The region bounded by y= e^x, y=0, x= -1 and x=1 is rotated about the x-axis, find the volume generated.

To find the volume generated by rotating a region around the x-axis, we can use the method of cylindrical shells.

The formula for the volume of a cylindrical shell is V = 2πrhδx, where r is the distance from the axis of rotation to the shell, h is the height of the shell, and δx is the thickness of the shell.

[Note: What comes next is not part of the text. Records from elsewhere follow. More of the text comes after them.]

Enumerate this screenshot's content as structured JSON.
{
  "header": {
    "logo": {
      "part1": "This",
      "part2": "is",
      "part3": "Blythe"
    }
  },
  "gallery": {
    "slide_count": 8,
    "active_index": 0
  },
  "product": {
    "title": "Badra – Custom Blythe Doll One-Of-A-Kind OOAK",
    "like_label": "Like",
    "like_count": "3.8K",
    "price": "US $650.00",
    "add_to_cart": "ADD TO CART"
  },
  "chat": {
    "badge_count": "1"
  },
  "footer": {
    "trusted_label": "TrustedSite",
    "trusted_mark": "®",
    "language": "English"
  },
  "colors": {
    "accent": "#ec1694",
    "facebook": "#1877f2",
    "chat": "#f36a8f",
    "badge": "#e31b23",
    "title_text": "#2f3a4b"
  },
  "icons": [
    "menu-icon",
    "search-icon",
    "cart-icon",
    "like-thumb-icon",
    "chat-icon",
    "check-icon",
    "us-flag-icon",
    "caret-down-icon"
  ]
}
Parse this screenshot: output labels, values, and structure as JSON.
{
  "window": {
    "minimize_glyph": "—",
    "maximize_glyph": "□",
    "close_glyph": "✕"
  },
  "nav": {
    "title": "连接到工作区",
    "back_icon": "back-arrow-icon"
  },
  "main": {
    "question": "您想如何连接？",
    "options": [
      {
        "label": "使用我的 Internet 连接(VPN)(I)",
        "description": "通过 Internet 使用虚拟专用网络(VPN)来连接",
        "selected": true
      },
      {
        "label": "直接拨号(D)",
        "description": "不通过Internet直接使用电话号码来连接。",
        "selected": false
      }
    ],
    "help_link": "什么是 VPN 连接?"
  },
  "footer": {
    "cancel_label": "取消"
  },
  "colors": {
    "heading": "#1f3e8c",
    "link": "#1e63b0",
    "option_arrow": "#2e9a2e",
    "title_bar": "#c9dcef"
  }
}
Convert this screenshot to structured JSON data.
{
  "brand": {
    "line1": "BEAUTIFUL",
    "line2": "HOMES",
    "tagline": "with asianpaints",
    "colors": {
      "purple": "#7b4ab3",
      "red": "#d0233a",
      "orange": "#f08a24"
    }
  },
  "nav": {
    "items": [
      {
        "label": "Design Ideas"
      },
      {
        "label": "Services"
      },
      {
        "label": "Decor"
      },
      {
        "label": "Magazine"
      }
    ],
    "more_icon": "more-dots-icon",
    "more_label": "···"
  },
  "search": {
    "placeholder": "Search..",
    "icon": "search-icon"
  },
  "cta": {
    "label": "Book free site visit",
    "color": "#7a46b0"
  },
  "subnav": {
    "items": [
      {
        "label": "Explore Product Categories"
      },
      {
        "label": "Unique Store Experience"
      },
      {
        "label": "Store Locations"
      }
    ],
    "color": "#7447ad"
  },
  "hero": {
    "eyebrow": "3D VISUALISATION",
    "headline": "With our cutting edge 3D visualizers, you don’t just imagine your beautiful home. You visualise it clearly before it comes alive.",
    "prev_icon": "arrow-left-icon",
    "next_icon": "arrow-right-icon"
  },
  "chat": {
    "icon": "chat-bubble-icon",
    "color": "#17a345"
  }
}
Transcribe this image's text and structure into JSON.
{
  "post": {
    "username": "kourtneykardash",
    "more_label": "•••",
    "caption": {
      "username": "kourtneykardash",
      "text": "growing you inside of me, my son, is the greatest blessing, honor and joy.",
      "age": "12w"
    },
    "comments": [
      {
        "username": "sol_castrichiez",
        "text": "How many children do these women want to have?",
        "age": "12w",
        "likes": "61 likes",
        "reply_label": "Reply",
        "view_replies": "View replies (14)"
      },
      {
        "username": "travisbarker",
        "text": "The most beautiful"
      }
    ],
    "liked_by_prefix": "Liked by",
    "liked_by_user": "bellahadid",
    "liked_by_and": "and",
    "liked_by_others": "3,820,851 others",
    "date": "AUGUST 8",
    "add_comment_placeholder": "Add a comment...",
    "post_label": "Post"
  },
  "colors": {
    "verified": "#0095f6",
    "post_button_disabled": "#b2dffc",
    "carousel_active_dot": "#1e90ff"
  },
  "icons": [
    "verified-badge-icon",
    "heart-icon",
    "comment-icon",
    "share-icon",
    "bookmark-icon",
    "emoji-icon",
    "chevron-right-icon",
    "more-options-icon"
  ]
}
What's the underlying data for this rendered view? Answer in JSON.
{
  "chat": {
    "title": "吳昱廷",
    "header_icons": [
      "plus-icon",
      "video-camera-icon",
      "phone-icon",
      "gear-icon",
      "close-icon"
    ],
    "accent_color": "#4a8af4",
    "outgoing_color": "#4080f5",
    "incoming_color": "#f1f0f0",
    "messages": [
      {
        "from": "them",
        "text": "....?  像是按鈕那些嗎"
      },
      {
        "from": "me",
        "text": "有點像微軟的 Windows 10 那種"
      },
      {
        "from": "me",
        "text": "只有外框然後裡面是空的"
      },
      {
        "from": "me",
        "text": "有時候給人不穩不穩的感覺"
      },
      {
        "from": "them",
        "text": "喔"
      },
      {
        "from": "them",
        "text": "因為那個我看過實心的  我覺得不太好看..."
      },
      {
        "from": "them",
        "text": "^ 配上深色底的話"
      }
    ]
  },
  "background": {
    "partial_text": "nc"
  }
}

In this case, the region bounded by y = e^x, y = 0, x = -1, and x = 1 is being rotated about the x-axis.

To find the volume, we need to integrate the volume of all the cylindrical shells that make up the region.

First, let's consider a small strip of width δx at a specific x-coordinate within the region. This strip will have a height y = e^x. The distance from the x-axis to this strip is simply y = 0. Therefore, the radius of the cylindrical shell is r = e^x.

Now, we need to find the height of the shell, h. Since we are rotating around the x-axis, the height will be the difference in y-coordinates between the upper and lower boundaries. In this case, the upper boundary is y = e^x and the lower boundary is y = 0. So, the height of the shell is h = e^x - 0 = e^x.

The thickness of the shell, δx, represents the width of the strip. As δx approaches 0, the number of cylindrical shells approaches infinity and the sum of their volumes gives the total volume.

Now, we can set up the integral to find the volume:

V = ∫(V) dx
= ∫(2πrhδx) dx
= 2π ∫(e^x)(e^x) dx
= 2π ∫(e^(2x)) dx
= 2π [(1/2) e^(2x)] + C

To evaluate this integral over the interval x = -1 to x = 1, substitute the limits of integration:

V = 2π [(1/2) e^(2(1))] - 2π [(1/2) e^(2(-1))]
= π [e^2 - (1/e^2)]

Therefore, the volume generated by rotating the region around the x-axis is π [e^2 - (1/e^2)].